Two-Dimensional Position Tracking Using Gradient Magnetic Fields

In this work, a two-dimensional (2D) position-detection device using a single axis magnetic sensor combined with orthogonal gradient coils was designed and fabricated. The sensors used were an induction coil and a GMR spin-valve sensor GF807 from Sensitec Inc. The field profiles generated by the two orthogonal gradient coils were analyzed numerically to achieve the maximum linear range, which corresponded to the detection area of the tracking system. The two coils were driven by 1-kHz sine wave currents with a 90 degrees phase difference to generate the fields with uniform gradients along the x- and y-axis in the plane of the tracking stage. The gradient fields were detected by a single-axis sensor incorporated with a digital dual-phase lock-in detector to retrieve the position information.

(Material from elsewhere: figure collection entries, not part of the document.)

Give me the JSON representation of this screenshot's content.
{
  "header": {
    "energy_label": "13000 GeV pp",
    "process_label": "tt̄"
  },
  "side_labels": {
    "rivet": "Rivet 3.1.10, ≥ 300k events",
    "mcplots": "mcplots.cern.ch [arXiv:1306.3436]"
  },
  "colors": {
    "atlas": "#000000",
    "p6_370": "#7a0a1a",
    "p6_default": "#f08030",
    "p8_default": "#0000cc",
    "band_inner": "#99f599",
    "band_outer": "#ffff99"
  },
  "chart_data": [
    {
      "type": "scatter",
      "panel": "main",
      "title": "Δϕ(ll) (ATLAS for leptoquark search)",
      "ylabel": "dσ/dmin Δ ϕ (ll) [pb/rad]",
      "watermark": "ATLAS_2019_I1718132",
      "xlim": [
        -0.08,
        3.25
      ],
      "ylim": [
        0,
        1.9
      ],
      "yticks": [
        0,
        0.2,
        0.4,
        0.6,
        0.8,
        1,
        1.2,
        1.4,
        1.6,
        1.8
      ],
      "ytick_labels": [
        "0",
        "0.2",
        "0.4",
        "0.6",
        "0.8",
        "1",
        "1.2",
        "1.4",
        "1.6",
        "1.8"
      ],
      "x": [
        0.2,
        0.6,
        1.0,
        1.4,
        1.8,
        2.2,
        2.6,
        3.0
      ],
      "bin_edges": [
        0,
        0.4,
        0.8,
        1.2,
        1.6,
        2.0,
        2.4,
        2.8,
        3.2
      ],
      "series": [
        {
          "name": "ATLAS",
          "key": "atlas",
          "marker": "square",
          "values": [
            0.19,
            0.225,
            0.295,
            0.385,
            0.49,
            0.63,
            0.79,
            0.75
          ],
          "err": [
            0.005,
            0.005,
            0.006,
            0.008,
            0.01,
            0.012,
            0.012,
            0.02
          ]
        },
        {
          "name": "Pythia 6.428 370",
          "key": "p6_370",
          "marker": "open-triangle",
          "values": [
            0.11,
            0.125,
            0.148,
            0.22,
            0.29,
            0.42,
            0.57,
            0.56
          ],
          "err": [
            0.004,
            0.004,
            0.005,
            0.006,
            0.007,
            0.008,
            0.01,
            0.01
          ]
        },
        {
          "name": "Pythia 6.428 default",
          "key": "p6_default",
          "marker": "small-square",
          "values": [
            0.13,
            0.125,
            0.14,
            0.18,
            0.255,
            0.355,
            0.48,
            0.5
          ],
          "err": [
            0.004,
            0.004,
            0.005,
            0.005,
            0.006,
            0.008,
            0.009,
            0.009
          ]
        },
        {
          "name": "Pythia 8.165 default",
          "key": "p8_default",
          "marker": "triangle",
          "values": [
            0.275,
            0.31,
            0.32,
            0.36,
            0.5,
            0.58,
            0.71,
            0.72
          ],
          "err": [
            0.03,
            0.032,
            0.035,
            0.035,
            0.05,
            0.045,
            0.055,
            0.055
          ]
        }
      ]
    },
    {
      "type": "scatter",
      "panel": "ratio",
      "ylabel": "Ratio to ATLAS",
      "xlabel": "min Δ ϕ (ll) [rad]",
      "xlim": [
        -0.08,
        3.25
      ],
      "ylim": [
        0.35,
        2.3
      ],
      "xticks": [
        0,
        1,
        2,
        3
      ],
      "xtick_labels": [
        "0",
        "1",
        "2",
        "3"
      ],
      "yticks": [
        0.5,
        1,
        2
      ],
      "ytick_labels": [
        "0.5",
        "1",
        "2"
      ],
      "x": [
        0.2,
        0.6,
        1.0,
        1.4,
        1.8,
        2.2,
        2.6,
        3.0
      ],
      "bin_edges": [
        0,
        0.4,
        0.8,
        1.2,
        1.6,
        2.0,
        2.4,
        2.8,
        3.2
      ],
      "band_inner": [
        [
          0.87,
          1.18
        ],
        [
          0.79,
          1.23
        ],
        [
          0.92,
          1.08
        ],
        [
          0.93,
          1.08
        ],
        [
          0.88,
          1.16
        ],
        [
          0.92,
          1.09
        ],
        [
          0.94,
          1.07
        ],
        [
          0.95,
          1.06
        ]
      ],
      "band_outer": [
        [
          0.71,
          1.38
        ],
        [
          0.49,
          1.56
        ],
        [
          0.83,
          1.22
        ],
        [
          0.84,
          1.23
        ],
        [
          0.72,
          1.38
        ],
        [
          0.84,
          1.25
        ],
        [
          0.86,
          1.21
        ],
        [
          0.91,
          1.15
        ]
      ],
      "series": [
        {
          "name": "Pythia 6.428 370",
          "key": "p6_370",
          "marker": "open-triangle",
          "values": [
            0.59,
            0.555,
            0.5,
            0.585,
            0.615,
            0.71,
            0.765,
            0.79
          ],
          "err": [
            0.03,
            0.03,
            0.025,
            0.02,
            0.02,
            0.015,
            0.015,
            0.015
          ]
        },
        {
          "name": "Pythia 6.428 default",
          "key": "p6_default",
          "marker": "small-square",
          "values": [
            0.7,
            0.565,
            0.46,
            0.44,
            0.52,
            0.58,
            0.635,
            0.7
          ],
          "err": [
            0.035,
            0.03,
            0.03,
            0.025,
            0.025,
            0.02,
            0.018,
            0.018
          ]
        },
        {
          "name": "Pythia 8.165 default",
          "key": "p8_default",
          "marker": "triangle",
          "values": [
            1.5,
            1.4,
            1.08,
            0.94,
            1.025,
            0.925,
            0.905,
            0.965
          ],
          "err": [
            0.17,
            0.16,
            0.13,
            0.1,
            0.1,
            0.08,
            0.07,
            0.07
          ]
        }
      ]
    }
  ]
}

A linearity correction algorithm was used to improve the location accuracy and to extend the linear range for position sensing. The mean positioning error was found to be 0.417 mm, corresponding to the relative error of 0.21% in the working range of 200 mm x 200 mm, indicating that the proposed tracking system is promising for applications requiring accurate control of the two-dimensional position.

Automated summary

A two-dimensional position-detection device using a single axis magnetic sensor and orthogonal gradient coils was designed and fabricated. Numerical analysis and a linearity correction algorithm were used to achieve high position detection accuracy in a working range of 200 mm x 200 mm.